Feature

Stanley Karnow, 1925–2013

The reporter who mastered the story of Vietnam

Stanley Karnow was one of the few journalists to witness the tragedy of Vietnam from beginning to end. He was there when the first U.S. troops were killed, in July 1959, and he stayed long after the last Americans were evacuated, in 1975, researching the war and the little-understood country. The result was a 750-page book, 1983’s Vietnam: A History, and an accompanying 13-hour PBS documentary. His expertise was such that in 2009, Gen. Stanley McChrystal contacted Karnow and asked him how the lessons of Vietnam could be applied to the fight in Afghanistan. “What we really learned in Vietnam,” he told McChrystal, “is that we shouldn’t have been there in the first place.”

Born in Brooklyn, Karnow grew up craving adventure, said The Washington Post. “I was a typical Jewish kid in a lace-curtained, cloistered environment,” he said. “It didn’t take me long to realize I wanted out.” World War II offered an escape. He joined the Army Air Forces, and spent much of the war in the mountains between China and India, monitoring the weather.

Karnow used his G.I. Bill money to enroll at a university in Paris in 1948, where he started to write dispatches for U.S. newspapers and magazines. Over the next decade, Karnow covered strikes and France’s war in Algeria, said the Los Angeles Times, but also had a “memorable, if regrettably brief, encounter” with Audrey Hepburn, and once interviewed a drunken Ernest Hemingway, who had just won the Nobel Prize for literature. “Oh, that little Swedish thing,” Karnow quoted him as saying. “Gave it to the mayor of Havana.”
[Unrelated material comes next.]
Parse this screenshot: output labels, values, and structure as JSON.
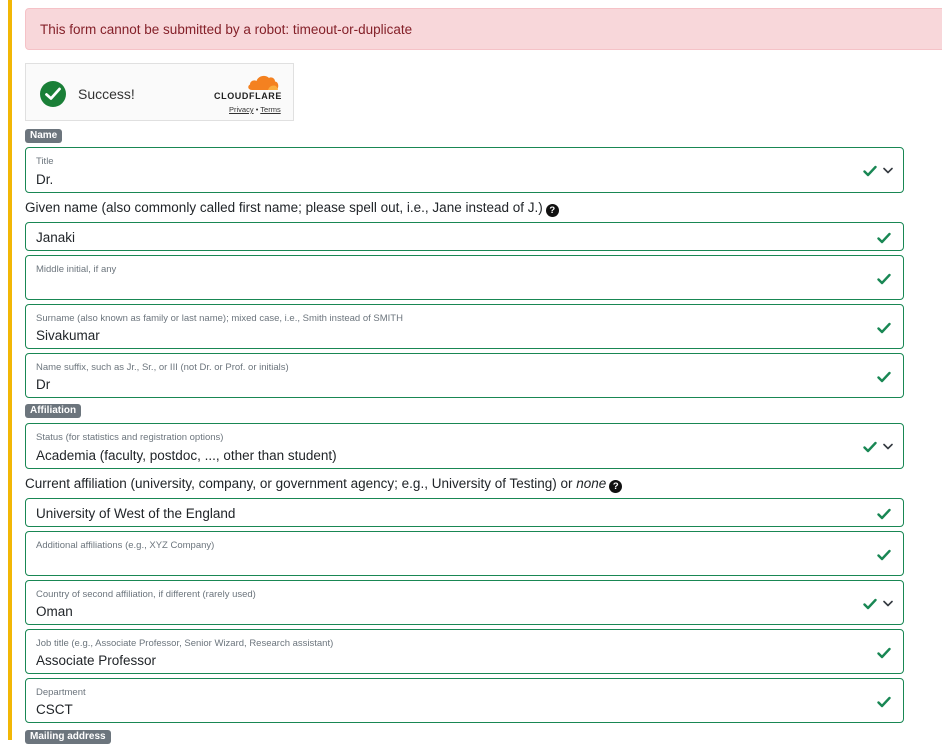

In 1958, Time made Karnow its Southeast Asia bureau chief. Like many others, he initially supported U.S. involvement in Vietnam, believing it was necessary to stop the advance of communism, said the Associated Press. But as the conflict dragged on, and the American body count rose, he came to believe that the Vietnam War was unwinnable. His repeated criticisms of the war effort earned Karnow a spot on President Nixon’s enemies list—something the writer would later refer to as “one of the highlights of my life.”